What can you do to work on your mental health?
One action step I’m taking is to build my mental fitness through the Positive Intelligence program. I’ll share more about P.Q. in an upcoming blog. (I’d love to lead your team in Positive Intelligence and mental fitness.) A second step is to combat my claustrophobia by regularly paying more to reserve the airplane seat I need to be more comfortable flying. ✈️ How are you working to better your mental health?
Your U.S. employees are more socially disconnected and have fewer friends. Statistically, every other employee is suffering from loneliness. Most women on your team are concerned about mental health and continue to carry too heavy of a load at home while continuing “on” for the sake of the organization after hours. The women on your team aren’t likely to talk to you about their mental health concerns.
Mental health depends on leaders who prioritize acknowledging its importance and educating themselves and employees on what mental health includes while making mental fitness and resources for connection a reality at their place of business. Together we can socially connect for the betterment of the individual and the waterfall effect on the success of our companies.
Transforming influence alongside you,
What I'm Reading & Listening to:
- Deloitte Women @ Work 2023: A Global Outlook
For the 3rd year, the Deloitte group has researched and released a global outlook on how women are experiencing the workplace. They surveyed 5000 working women from ten countries for this year’s findings.
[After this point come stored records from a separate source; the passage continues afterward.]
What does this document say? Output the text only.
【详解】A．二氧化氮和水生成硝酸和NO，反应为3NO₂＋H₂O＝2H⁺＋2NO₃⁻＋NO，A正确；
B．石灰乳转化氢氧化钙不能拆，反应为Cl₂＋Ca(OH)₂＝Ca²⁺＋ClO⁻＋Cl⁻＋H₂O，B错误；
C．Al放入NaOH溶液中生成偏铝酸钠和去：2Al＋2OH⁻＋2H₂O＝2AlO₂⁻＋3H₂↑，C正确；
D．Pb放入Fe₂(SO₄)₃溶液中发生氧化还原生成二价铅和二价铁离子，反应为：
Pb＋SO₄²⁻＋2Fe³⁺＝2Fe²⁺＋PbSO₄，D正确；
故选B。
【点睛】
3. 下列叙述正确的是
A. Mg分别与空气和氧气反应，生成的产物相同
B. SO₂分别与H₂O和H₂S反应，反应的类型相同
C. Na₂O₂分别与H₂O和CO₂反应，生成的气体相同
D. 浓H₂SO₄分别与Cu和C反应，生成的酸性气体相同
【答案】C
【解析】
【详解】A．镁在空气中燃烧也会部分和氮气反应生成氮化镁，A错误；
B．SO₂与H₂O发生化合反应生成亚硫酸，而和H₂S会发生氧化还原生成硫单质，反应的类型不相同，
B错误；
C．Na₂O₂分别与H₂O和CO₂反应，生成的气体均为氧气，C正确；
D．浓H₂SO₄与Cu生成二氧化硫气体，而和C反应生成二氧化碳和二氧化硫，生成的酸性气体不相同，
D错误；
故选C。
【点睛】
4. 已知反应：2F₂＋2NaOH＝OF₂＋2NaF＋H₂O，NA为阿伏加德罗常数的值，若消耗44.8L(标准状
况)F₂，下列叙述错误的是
The definitions of a Gender Equity Leader were insightful in their report.
- The U.S. Surgeon General’s Advisory on the Healing Effects of Social Connection and Community
I am very thankful that the US Surgeon General heightened the urgency for social connectedness to an Advisory level for the well-being of our citizens, businesses, and futures. The facts within this 80+ page document are telling and require a response. Look at the action steps suggested for individuals, businesses, and communities. You are a member of all three, so let’s build connections for all of us.
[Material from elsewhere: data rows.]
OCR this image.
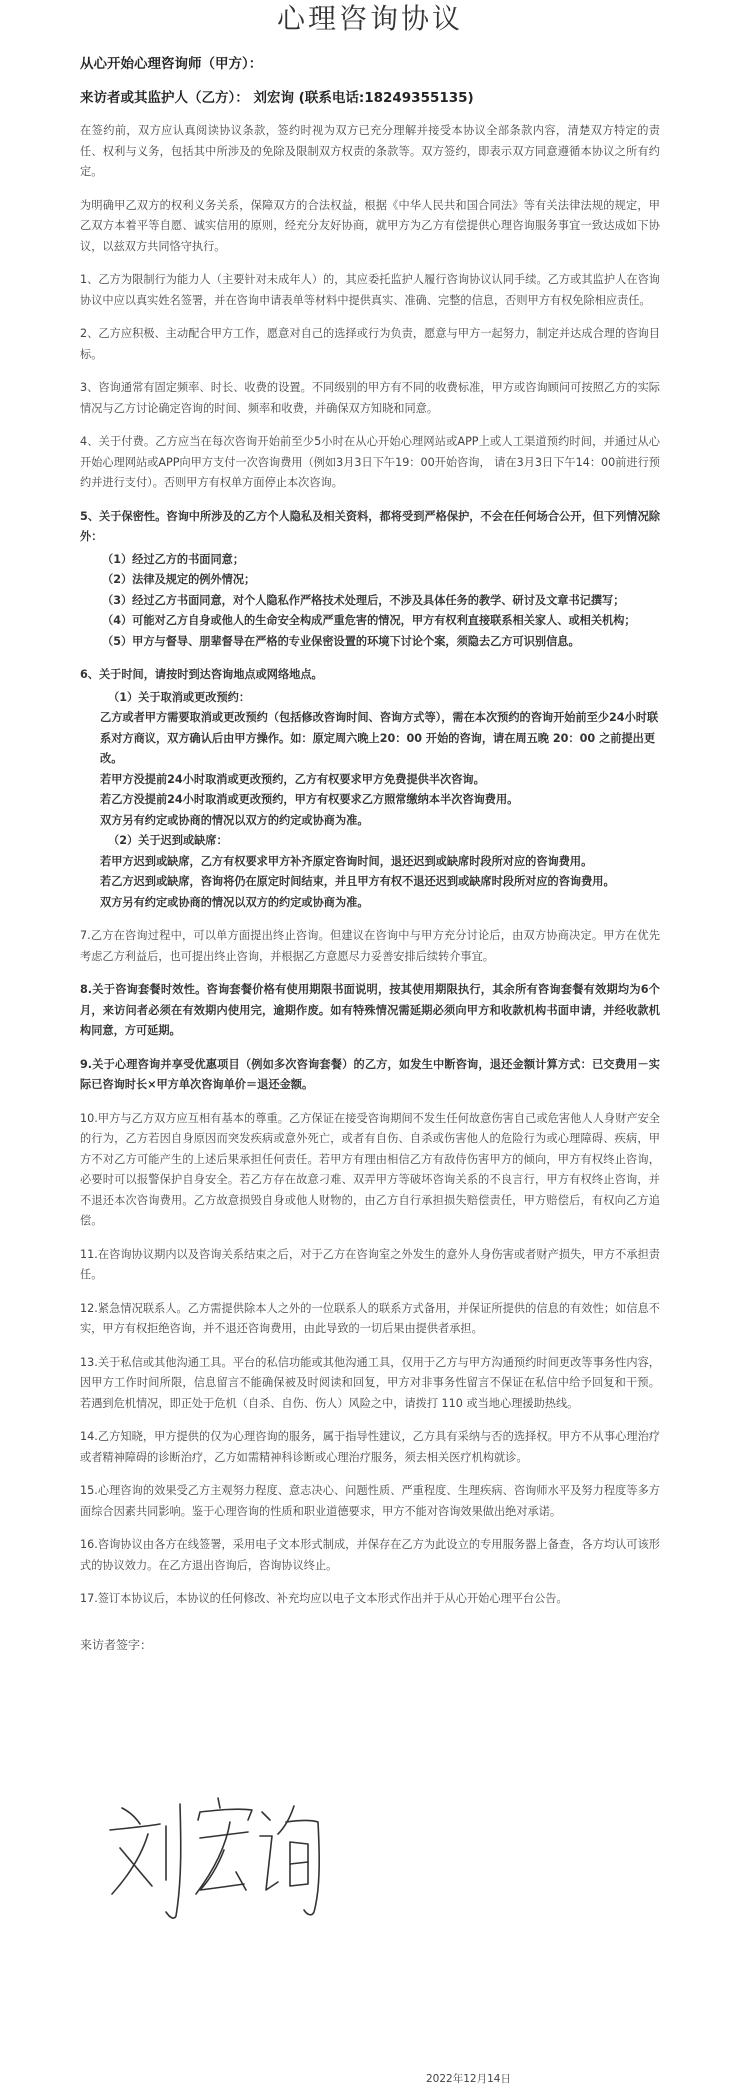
心理咨询协议
从心开始心理咨询师（甲方）：
来访者或其监护人（乙方）： 刘宏询 (联系电话:18249355135)
在签约前，双方应认真阅读协议条款，签约时视为双方已充分理解并接受本协议全部条款内容，清楚双方特定的责任、权利与义务，包括其中所涉及的免除及限制双方权责的条款等。双方签约，即表示双方同意遵循本协议之所有约定。
为明确甲乙双方的权利义务关系，保障双方的合法权益，根据《中华人民共和国合同法》等有关法律法规的规定，甲乙双方本着平等自愿、诚实信用的原则，经充分友好协商，就甲方为乙方有偿提供心理咨询服务事宜一致达成如下协议，以兹双方共同恪守执行。
1、乙方为限制行为能力人（主要针对未成年人）的，其应委托监护人履行咨询协议认同手续。乙方或其监护人在咨询协议中应以真实姓名签署，并在咨询申请表单等材料中提供真实、准确、完整的信息，否则甲方有权免除相应责任。
2、乙方应积极、主动配合甲方工作，愿意对自己的选择或行为负责，愿意与甲方一起努力，制定并达成合理的咨询目标。
3、咨询通常有固定频率、时长、收费的设置。不同级别的甲方有不同的收费标准，甲方或咨询顾问可按照乙方的实际情况与乙方讨论确定咨询的时间、频率和收费，并确保双方知晓和同意。
4、关于付费。乙方应当在每次咨询开始前至少5小时在从心开始心理网站或APP上或人工渠道预约时间，并通过从心开始心理网站或APP向甲方支付一次咨询费用（例如3月3日下午19：00开始咨询， 请在3月3日下午14：00前进行预约并进行支付）。否则甲方有权单方面停止本次咨询。
5、关于保密性。咨询中所涉及的乙方个人隐私及相关资料，都将受到严格保护，不会在任何场合公开，但下列情况除外：
（1）经过乙方的书面同意；
（2）法律及规定的例外情况；
（3）经过乙方书面同意，对个人隐私作严格技术处理后，不涉及具体任务的教学、研讨及文章书记撰写；
（4）可能对乙方自身或他人的生命安全构成严重危害的情况，甲方有权利直接联系相关家人、或相关机构；
（5）甲方与督导、朋辈督导在严格的专业保密设置的环境下讨论个案，须隐去乙方可识别信息。
6、关于时间，请按时到达咨询地点或网络地点。
（1）关于取消或更改预约：
乙方或者甲方需要取消或更改预约（包括修改咨询时间、咨询方式等），需在本次预约的咨询开始前至少24小时联系对方商议，双方确认后由甲方操作。如：原定周六晚上20：00 开始的咨询，请在周五晚 20：00 之前提出更改。
若甲方没提前24小时取消或更改预约，乙方有权要求甲方免费提供半次咨询。
若乙方没提前24小时取消或更改预约，甲方有权要求乙方照常缴纳本半次咨询费用。
双方另有约定或协商的情况以双方的约定或协商为准。
（2）关于迟到或缺席：
若甲方迟到或缺席，乙方有权要求甲方补齐原定咨询时间，退还迟到或缺席时段所对应的咨询费用。
若乙方迟到或缺席，咨询将仍在原定时间结束，并且甲方有权不退还迟到或缺席时段所对应的咨询费用。
双方另有约定或协商的情况以双方的约定或协商为准。
7.乙方在咨询过程中，可以单方面提出终止咨询。但建议在咨询中与甲方充分讨论后，由双方协商决定。甲方在优先考虑乙方利益后，也可提出终止咨询，并根据乙方意愿尽力妥善安排后续转介事宜。
8.关于咨询套餐时效性。咨询套餐价格有使用期限书面说明，按其使用期限执行，其余所有咨询套餐有效期均为6个月，来访问者必须在有效期内使用完，逾期作废。如有特殊情况需延期必须向甲方和收款机构书面申请，并经收款机构同意，方可延期。
9.关于心理咨询并享受优惠项目（例如多次咨询套餐）的乙方，如发生中断咨询，退还金额计算方式：已交费用－实际已咨询时长×甲方单次咨询单价＝退还金额。
10.甲方与乙方双方应互相有基本的尊重。乙方保证在接受咨询期间不发生任何故意伤害自己或危害他人人身财产安全的行为，乙方若因自身原因而突发疾病或意外死亡，或者有自伤、自杀或伤害他人的危险行为或心理障碍、疾病，甲方不对乙方可能产生的上述后果承担任何责任。若甲方有理由相信乙方有敌侍伤害甲方的倾向，甲方有权终止咨询，必要时可以报警保护自身安全。若乙方存在故意刁难、双弄甲方等破坏咨询关系的不良言行，甲方有权终止咨询，并不退还本次咨询费用。乙方故意损毁自身或他人财物的，由乙方自行承担损失赔偿责任，甲方赔偿后，有权向乙方追偿。
11.在咨询协议期内以及咨询关系结束之后，对于乙方在咨询室之外发生的意外人身伤害或者财产损失，甲方不承担责任。
12.紧急情况联系人。乙方需提供除本人之外的一位联系人的联系方式备用，并保证所提供的信息的有效性；如信息不实，甲方有权拒绝咨询，并不退还咨询费用，由此导致的一切后果由提供者承担。
13.关于私信或其他沟通工具。平台的私信功能或其他沟通工具，仅用于乙方与甲方沟通预约时间更改等事务性内容，因甲方工作时间所限，信息留言不能确保被及时阅读和回复，甲方对非事务性留言不保证在私信中给予回复和干预。若遇到危机情况，即正处于危机（自杀、自伤、伤人）风险之中，请拨打 110 或当地心理援助热线。
14.乙方知晓，甲方提供的仅为心理咨询的服务，属于指导性建议，乙方具有采纳与否的选择权。甲方不从事心理治疗或者精神障碍的诊断治疗，乙方如需精神科诊断或心理治疗服务，须去相关医疗机构就诊。
15.心理咨询的效果受乙方主观努力程度、意志决心、问题性质、严重程度、生理疾病、咨询师水平及努力程度等多方面综合因素共同影响。鉴于心理咨询的性质和职业道德要求，甲方不能对咨询效果做出绝对承诺。
16.咨询协议由各方在线签署，采用电子文本形式制成，并保存在乙方为此设立的专用服务器上备查，各方均认可该形式的协议效力。在乙方退出咨询后，咨询协议终止。
17.签订本协议后，本协议的任何修改、补充均应以电子文本形式作出并于从心开始心理平台公告。
来访者签字：
2022年12月14日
- Jack Black - Peaches, The Super Mario Bros. Movie
I share this crazy song (and visual of Jack Black performing the song) to make you smile and remind you that you can’t make someone love you. Listen to "Peaches," sung by Jack Black, as the character Bowser, for the movie Super Mario Brothers. This song has been on a crazy loop at the request of my early morning school car riders (elementary grands). Warning: It gets under your skin, and you’ll sing it and dance around like Jack Black (or maybe you already have been?).